Fu così che, già nel 200°.C. Roma decise d’intervenire nella guerra che era cominciata tra alcuni
stati greci e Filippo V di Macedonia. Nel 197 Tito Quinzio Flaminino sconfisse Filippo V a
Cinocefale, lo costrinse a chiedere la pace e gli impose di abbandonare la parte della Grecia che
occupava, proclamando la libertà dei Greci.
A Roma, sia Flaminio che gli Scipioni avevano gli stessi ideali in politica estera: la supremazia
romana doveva fondarsi sulla formazione di un sistema in cui monarchie, leghe e città libere
coesistessero in equilibrio di forze secondo le direttive impartite dal senato.
Tuttavia sia i tribuni della plebe che un gruppo di senatori, guidati da Marco Porcio Catone,
attaccarono gli Scipioni, chiedendo a Lucio Scipione il rendiconto di una somma a lui versata come
anticipo sull’indennità di guerra. Questi se ne era servito per dare un premio ai suoi soldati, ma,
secondo Catone aveva in questo modo usurpato una prerogativa del senato. Così Lucio fu
condannato al pagamento di una multa così alta che riuscì a rovinare anche la facoltosa famiglia
degli Scipioni, che scomparvero dalla scena politica.

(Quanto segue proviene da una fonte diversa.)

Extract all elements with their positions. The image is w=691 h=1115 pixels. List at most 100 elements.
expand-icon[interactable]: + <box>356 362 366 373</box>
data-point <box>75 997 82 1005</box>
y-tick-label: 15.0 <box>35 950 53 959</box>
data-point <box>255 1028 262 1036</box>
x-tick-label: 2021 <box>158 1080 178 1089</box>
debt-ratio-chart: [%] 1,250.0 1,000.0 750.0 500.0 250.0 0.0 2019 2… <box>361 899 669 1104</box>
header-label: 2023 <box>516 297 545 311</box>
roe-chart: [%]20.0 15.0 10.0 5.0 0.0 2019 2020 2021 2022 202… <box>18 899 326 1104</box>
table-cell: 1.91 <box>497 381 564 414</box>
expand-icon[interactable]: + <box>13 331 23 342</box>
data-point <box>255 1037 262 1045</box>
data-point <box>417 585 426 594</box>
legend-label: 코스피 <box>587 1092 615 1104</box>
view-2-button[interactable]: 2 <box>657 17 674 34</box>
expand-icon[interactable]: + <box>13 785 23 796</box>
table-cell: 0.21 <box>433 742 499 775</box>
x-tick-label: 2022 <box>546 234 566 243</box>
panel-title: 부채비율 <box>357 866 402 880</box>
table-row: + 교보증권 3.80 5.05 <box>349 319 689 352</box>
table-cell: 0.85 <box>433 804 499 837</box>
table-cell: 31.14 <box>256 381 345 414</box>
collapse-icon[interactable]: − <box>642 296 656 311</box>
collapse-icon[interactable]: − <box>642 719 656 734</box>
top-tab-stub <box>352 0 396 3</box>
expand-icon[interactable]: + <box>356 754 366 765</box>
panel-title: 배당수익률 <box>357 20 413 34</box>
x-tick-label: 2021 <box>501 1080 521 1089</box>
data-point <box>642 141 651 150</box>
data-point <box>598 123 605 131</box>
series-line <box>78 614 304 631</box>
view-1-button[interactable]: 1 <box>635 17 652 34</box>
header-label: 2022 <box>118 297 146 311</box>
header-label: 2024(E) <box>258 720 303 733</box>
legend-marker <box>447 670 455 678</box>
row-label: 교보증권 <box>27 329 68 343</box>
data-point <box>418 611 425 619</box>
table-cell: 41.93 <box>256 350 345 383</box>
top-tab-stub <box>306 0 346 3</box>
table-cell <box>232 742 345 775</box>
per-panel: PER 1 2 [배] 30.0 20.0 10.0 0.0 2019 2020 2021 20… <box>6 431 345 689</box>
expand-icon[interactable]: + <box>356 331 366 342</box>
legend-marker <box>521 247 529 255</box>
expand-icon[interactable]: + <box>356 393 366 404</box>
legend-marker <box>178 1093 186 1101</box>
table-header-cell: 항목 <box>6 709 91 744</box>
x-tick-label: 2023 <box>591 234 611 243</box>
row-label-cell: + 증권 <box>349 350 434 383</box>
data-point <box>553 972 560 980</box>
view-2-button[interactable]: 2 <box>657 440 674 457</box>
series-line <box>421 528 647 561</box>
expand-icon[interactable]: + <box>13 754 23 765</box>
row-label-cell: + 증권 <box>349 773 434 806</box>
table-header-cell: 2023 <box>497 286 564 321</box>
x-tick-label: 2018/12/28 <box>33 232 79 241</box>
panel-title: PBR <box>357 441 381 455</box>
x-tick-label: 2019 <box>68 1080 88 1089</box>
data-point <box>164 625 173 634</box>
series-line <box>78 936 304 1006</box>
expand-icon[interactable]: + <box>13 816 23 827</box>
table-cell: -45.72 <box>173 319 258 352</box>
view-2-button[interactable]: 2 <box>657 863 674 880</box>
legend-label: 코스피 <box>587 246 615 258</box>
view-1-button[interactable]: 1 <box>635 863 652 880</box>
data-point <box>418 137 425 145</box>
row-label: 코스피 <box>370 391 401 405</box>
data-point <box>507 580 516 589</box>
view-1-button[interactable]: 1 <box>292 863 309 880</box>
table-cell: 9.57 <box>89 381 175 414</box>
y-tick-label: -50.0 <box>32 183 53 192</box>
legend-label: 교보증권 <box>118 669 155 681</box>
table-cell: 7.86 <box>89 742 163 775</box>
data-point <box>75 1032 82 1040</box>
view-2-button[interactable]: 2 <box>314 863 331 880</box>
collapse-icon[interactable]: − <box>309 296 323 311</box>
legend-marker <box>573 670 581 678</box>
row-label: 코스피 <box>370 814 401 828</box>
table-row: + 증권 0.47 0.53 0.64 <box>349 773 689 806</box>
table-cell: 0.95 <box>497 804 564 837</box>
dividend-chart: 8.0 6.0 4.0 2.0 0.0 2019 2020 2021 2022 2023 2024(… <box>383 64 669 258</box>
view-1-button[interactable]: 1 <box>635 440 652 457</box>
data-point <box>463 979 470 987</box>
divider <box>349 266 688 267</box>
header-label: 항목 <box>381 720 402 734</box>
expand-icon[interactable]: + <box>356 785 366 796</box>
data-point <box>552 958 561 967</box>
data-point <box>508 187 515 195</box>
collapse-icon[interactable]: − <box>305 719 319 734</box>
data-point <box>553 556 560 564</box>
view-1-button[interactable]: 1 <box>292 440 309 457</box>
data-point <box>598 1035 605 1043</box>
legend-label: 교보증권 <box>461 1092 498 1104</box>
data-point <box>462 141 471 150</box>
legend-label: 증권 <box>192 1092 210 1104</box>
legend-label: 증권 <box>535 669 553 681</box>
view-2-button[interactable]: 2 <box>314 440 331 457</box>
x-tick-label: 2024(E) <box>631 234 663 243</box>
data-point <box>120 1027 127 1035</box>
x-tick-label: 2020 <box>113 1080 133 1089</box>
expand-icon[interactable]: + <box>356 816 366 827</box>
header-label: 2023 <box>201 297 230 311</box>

L’ESPANSIONISMO ROMANO NEL MEDITERRANEO


Per vari decenni l’espansione romana continuò, ma si evitarono le conquiste e non si vollero
costituire nuove province. Così, anche dopo un’ennesima sconfitta della Macedonia, questa non fu
occupata, ma fu divisa in quattro repubbliche autonome.
Nella seconda metà del secolo, però, si ebbe un totale mutamento di indirizzo e, nel 149, il senato
decise di attaccare Cartagine. La città fu espugnata e rasa al suolo.
Negli stessi anni i Traci invasero la Macedonia e ottennero l’appoggio della popolazione locale; ma
il tentativo fu facilmente stroncato e in Macedonia fu costituita un’altra provincia.
Da allora la maggioranza del senato ritenne che la politica fondata sulle alleanze non fosse più
adatta e che l’unico modo di conservare la supremazia fosse quello di estendere il governo diretto,
terrorizzando i sudditi con repressioni spietate.